L'hypnose. Les neurosciences ont fait son lit. Les professionnels de santé se forment en masse.
Les médias l’adorent.
Elle s’invite partout, aux urgences, au bloc, dans les maternités, les SAMU, les services hospitaliers et les soins à domicile.
Ses indications de multiplient : traitement des addictions, de la dépression, complément de l’anesthésie, prise en charge des douleurs et de l’anxiété liées aux soins ou aux maladies chroniques, etc.
Mais qu’en est-il de son utilisation réelle par les soignants ?
Marc Galy lève le voile sur les fragilités d’une pratique prometteuse qui pourtant peine à s’enraciner. 

L’hypnose au bloc,
c'est une histoire ancienne…

Pour moi, ça remonte au début des années 2000. On faisait beaucoup de chirurgie carotidienne, sous anesthésie locorégionale, et à l'époque on n'avait ni les produits actuels avec des demi-vies courtes - c’était le tout début du propofol - ni l’échographie. La sédation et le confort du patient étaient complexes à conjuguer, car il fallait que les patients soient suffisamment présents pour qu’on puisse contrôler les déficits neurologique pendant le clampage, mais pas agités.

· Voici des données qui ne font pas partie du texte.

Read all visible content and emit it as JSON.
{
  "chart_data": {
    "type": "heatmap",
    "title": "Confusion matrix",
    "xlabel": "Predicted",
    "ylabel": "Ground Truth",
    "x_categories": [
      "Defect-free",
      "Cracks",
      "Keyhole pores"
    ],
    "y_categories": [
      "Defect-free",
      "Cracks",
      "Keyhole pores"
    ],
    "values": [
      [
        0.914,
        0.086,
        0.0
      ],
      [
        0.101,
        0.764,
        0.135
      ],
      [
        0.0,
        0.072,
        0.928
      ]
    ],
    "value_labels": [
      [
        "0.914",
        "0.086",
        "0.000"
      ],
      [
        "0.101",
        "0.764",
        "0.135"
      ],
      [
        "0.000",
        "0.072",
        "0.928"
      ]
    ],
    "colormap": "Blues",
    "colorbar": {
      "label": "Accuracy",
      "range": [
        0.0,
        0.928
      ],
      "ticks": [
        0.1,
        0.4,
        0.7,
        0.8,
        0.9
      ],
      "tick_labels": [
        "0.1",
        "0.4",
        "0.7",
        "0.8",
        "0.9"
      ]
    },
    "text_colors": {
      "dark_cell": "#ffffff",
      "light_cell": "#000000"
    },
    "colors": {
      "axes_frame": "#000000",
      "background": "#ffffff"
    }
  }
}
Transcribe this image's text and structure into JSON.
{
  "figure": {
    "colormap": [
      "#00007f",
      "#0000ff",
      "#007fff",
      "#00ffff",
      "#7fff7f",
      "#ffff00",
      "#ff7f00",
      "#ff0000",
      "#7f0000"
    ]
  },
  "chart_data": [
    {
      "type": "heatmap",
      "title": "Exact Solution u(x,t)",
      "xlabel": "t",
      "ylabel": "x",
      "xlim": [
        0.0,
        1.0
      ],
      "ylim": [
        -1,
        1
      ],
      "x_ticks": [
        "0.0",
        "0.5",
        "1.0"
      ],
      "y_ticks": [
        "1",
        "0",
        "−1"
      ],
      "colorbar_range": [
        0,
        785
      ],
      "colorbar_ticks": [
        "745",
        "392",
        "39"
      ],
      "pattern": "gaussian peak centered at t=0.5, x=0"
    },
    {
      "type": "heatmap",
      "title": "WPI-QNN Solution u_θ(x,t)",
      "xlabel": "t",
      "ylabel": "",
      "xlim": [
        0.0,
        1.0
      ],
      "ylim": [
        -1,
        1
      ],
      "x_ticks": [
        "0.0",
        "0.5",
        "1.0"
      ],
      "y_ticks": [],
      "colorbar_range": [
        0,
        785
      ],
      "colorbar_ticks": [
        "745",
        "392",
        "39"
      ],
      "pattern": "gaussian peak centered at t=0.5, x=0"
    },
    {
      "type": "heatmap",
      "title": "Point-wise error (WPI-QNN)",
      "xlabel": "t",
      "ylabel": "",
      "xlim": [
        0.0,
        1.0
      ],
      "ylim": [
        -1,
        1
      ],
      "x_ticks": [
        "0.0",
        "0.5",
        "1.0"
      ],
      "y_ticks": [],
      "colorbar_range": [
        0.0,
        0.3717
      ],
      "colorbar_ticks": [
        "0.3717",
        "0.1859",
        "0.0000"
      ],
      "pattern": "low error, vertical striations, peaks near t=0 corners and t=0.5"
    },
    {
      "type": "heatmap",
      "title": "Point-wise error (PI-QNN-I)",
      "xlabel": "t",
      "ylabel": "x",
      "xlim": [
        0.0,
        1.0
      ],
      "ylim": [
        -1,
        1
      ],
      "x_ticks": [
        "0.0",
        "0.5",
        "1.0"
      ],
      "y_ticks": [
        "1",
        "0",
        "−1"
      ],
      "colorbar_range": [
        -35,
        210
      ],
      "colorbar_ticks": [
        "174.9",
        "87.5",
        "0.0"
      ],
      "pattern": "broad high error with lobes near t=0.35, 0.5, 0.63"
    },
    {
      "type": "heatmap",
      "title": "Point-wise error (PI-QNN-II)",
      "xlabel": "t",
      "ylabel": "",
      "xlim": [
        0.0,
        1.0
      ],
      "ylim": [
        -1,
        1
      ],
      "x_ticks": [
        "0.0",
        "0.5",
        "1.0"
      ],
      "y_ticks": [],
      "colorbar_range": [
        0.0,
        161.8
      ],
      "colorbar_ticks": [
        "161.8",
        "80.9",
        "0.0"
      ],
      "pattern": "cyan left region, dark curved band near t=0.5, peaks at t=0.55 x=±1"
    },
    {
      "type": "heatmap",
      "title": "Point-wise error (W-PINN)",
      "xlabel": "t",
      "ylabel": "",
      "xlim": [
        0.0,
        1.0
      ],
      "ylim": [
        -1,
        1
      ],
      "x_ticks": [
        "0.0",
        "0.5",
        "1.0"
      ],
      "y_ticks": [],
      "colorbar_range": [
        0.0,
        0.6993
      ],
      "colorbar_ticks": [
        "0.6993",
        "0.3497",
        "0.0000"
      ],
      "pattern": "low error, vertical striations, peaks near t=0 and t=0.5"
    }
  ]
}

On tâtonnait, on avait des blocs nerveux périphériques de moyenne qualité. Avec un chirurgien, nous sommes tombés par hasard sur un article sur l’hypnose écrit par le Dr Marie-Elisabeth Faymonville, de Liège. Elle avait réintroduit l’hypnose au bloc opératoire. « Réintroduit », car en 1960 déjà le Pr Lassner, qui était chef de service en anesthésie à Cochin, s’était intéressé à l'hypnose. Il était d’origine autrichienne, alors il s’intéressait à Freud… En 1965 il a même organisé un congrès mondial d’hypnose à Paris. Cochin, c’était un hôpital phare, et c’est Lassner qui avait anesthésié le Général De Gaulle en 1964, pour son opération de la prostate. Son idée, c’était d’introduire des traitements non médicamenteux surtout pour les patients très âgés et fragiles de chirurgie urologique. Ça n’avait pas pris, c’était une époque où l’on ne pensait qu’au développement technologique.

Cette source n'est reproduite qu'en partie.